The Electron-Ion Collider (EIC) with an acceptance optimized for forward physics has the potential for accessing pion and kaon structure functions over a large kinematic region through the Sullivan process, where one measures the contribution to the electron Deep Inelastic Scattering (DIS) of the meson cloud of a proton target: the nucleon parton distributions contain a component which can be attributed to the meson cloud. 
- Sullivan processes. In these examples, a nucleon’s pion cloud is used to provide access to the pion’s (a) elastic form factor and (b) parton distribution functions. $t = (k − k′)^2$ is a Mandelstam variable and the intermediate pion, $π^∗(P = k − k′)$, $P^2 = t$, is off-shell.

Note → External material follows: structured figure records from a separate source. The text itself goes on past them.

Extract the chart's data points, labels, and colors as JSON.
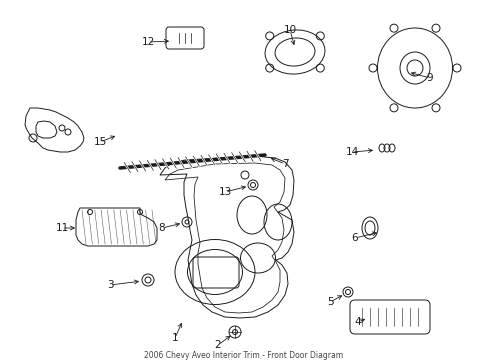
{
  "title": "2006 Chevy Aveo Interior Trim - Front Door Diagram",
  "bg_color": "#ffffff",
  "fig_width": 4.89,
  "fig_height": 3.6,
  "dpi": 100,
  "line_color": "#1a1a1a",
  "label_color": "#111111"
}
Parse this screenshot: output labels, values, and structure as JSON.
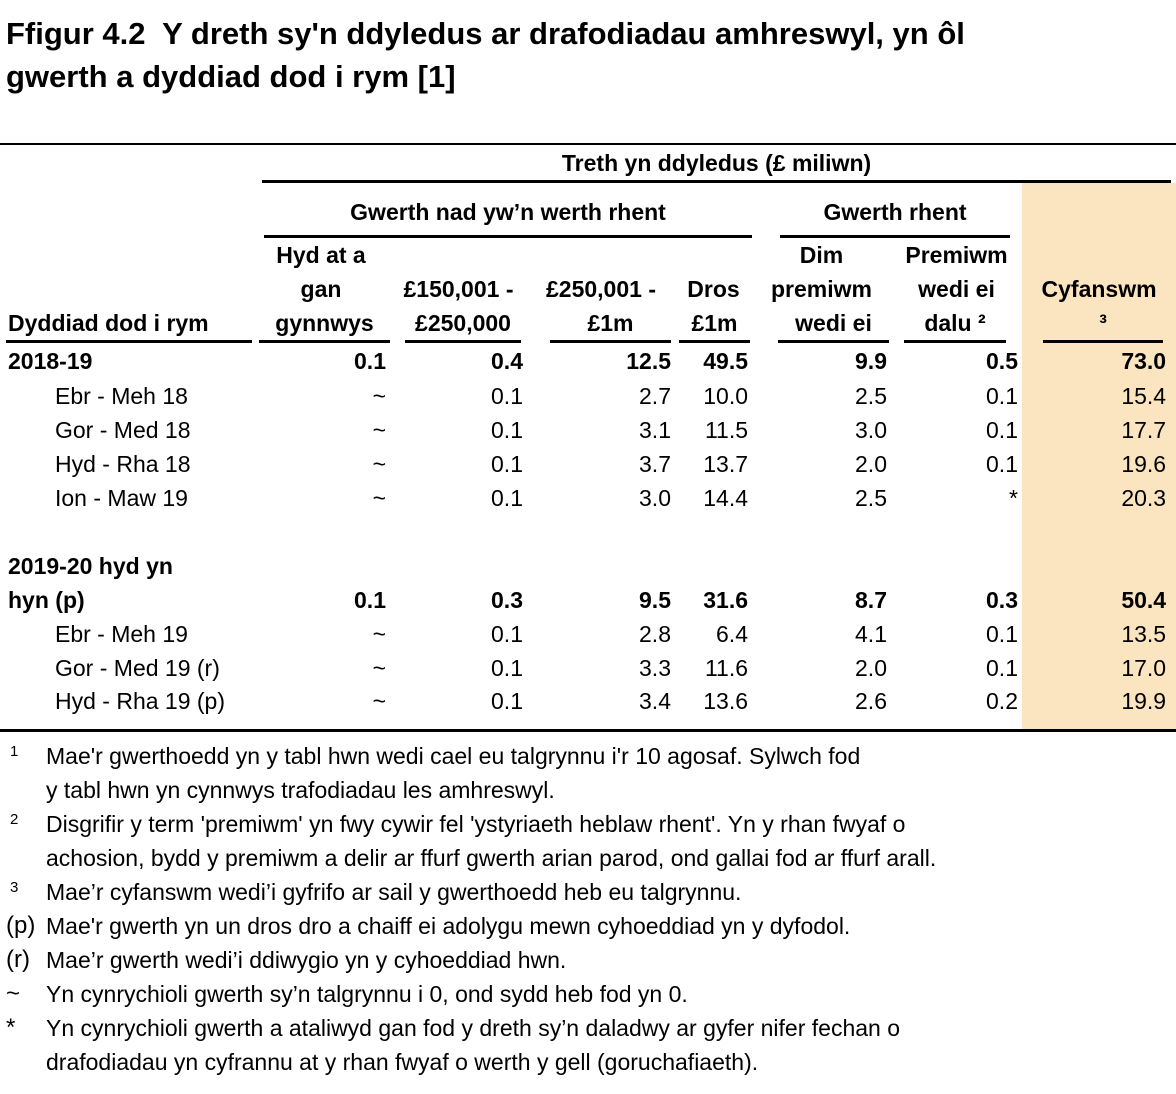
{
  "title": "Ffigur 4.2  Y dreth sy'n ddyledus ar drafodiadau amhreswyl, yn ôl\ngwerth a dyddiad dod i rym [1]",
  "colors": {
    "total_column_bg": "#FBE5C1",
    "text": "#000000",
    "rule": "#000000"
  },
  "table": {
    "top_header": "Treth yn ddyledus (£ miliwn)",
    "groups": {
      "non_rent": "Gwerth nad yw’n werth rhent",
      "rent": "Gwerth rhent"
    },
    "col_headers": {
      "row_a": {
        "c2": "Hyd at a",
        "c6": "Dim",
        "c7": "Premiwm"
      },
      "row_b": {
        "c2": "gan",
        "c3": "£150,001 -",
        "c4": "£250,001 -",
        "c5": "Dros",
        "c6": "premiwm",
        "c7": "wedi ei",
        "c8": "Cyfanswm"
      },
      "row_c": {
        "c1": "Dyddiad dod i rym",
        "c2": "gynnwys",
        "c3": "£250,000",
        "c4": "£1m",
        "c5": "£1m",
        "c6": "wedi ei",
        "c7": "dalu ²",
        "c8": "³"
      }
    },
    "rows": [
      {
        "label": "2018-19",
        "bold": true,
        "values": [
          "0.1",
          "0.4",
          "12.5",
          "49.5",
          "9.9",
          "0.5",
          "73.0"
        ]
      },
      {
        "label": "Ebr - Meh 18",
        "indent": true,
        "values": [
          "~",
          "0.1",
          "2.7",
          "10.0",
          "2.5",
          "0.1",
          "15.4"
        ]
      },
      {
        "label": "Gor - Med 18",
        "indent": true,
        "values": [
          "~",
          "0.1",
          "3.1",
          "11.5",
          "3.0",
          "0.1",
          "17.7"
        ]
      },
      {
        "label": "Hyd - Rha 18",
        "indent": true,
        "values": [
          "~",
          "0.1",
          "3.7",
          "13.7",
          "2.0",
          "0.1",
          "19.6"
        ]
      },
      {
        "label": "Ion - Maw 19",
        "indent": true,
        "values": [
          "~",
          "0.1",
          "3.0",
          "14.4",
          "2.5",
          "*",
          "20.3"
        ]
      },
      {
        "label": "",
        "spacer": true,
        "values": [
          "",
          "",
          "",
          "",
          "",
          "",
          ""
        ]
      },
      {
        "label": "2019-20 hyd yn",
        "bold": true,
        "values": [
          "",
          "",
          "",
          "",
          "",
          "",
          ""
        ]
      },
      {
        "label": "hyn (p)",
        "bold": true,
        "values": [
          "0.1",
          "0.3",
          "9.5",
          "31.6",
          "8.7",
          "0.3",
          "50.4"
        ]
      },
      {
        "label": "Ebr - Meh 19",
        "indent": true,
        "values": [
          "~",
          "0.1",
          "2.8",
          "6.4",
          "4.1",
          "0.1",
          "13.5"
        ]
      },
      {
        "label": "Gor - Med 19 (r)",
        "indent": true,
        "values": [
          "~",
          "0.1",
          "3.3",
          "11.6",
          "2.0",
          "0.1",
          "17.0"
        ]
      },
      {
        "label": "Hyd - Rha 19 (p)",
        "indent": true,
        "values": [
          "~",
          "0.1",
          "3.4",
          "13.6",
          "2.6",
          "0.2",
          "19.9"
        ]
      }
    ]
  },
  "footnotes": [
    {
      "marker": "1",
      "sup": true,
      "text": "Mae'r gwerthoedd yn y tabl hwn wedi cael eu talgrynnu i'r 10 agosaf. Sylwch fod\ny tabl hwn yn cynnwys trafodiadau les amhreswyl."
    },
    {
      "marker": "2",
      "sup": true,
      "text": "Disgrifir y term 'premiwm' yn fwy cywir fel 'ystyriaeth heblaw rhent'. Yn y rhan fwyaf o\nachosion, bydd y premiwm a delir ar ffurf gwerth arian parod, ond gallai fod ar ffurf arall."
    },
    {
      "marker": "3",
      "sup": true,
      "text": "Mae’r cyfanswm wedi’i gyfrifo ar sail y gwerthoedd heb eu talgrynnu."
    },
    {
      "marker": "(p)",
      "sup": false,
      "text": "Mae'r gwerth yn un dros dro a chaiff ei adolygu mewn cyhoeddiad yn y dyfodol."
    },
    {
      "marker": "(r)",
      "sup": false,
      "text": "Mae’r gwerth wedi’i ddiwygio yn y cyhoeddiad hwn."
    },
    {
      "marker": "~",
      "sup": false,
      "text": "Yn cynrychioli gwerth sy’n talgrynnu i 0, ond sydd heb fod yn 0."
    },
    {
      "marker": "*",
      "sup": false,
      "text": "Yn cynrychioli gwerth a ataliwyd gan fod y dreth sy’n daladwy ar gyfer nifer fechan o\ndrafodiadau yn cyfrannu at y rhan fwyaf o werth y gell (goruchafiaeth)."
    }
  ]
}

Three informative refs are:
Aitkenhead, et al. "Determination of the pion and kaon structure functions." Physical Review Letters 45
(1980) 157 .
Collins, & Martin, "Hadron reaction mechanisms." Reports on Progress in Physics 45 (1982) 335. Section 6.1.
Aguilar et al, "Pion and kaon structure at the electron-ion collider" European Physical Journal A55 (2019) 1-15.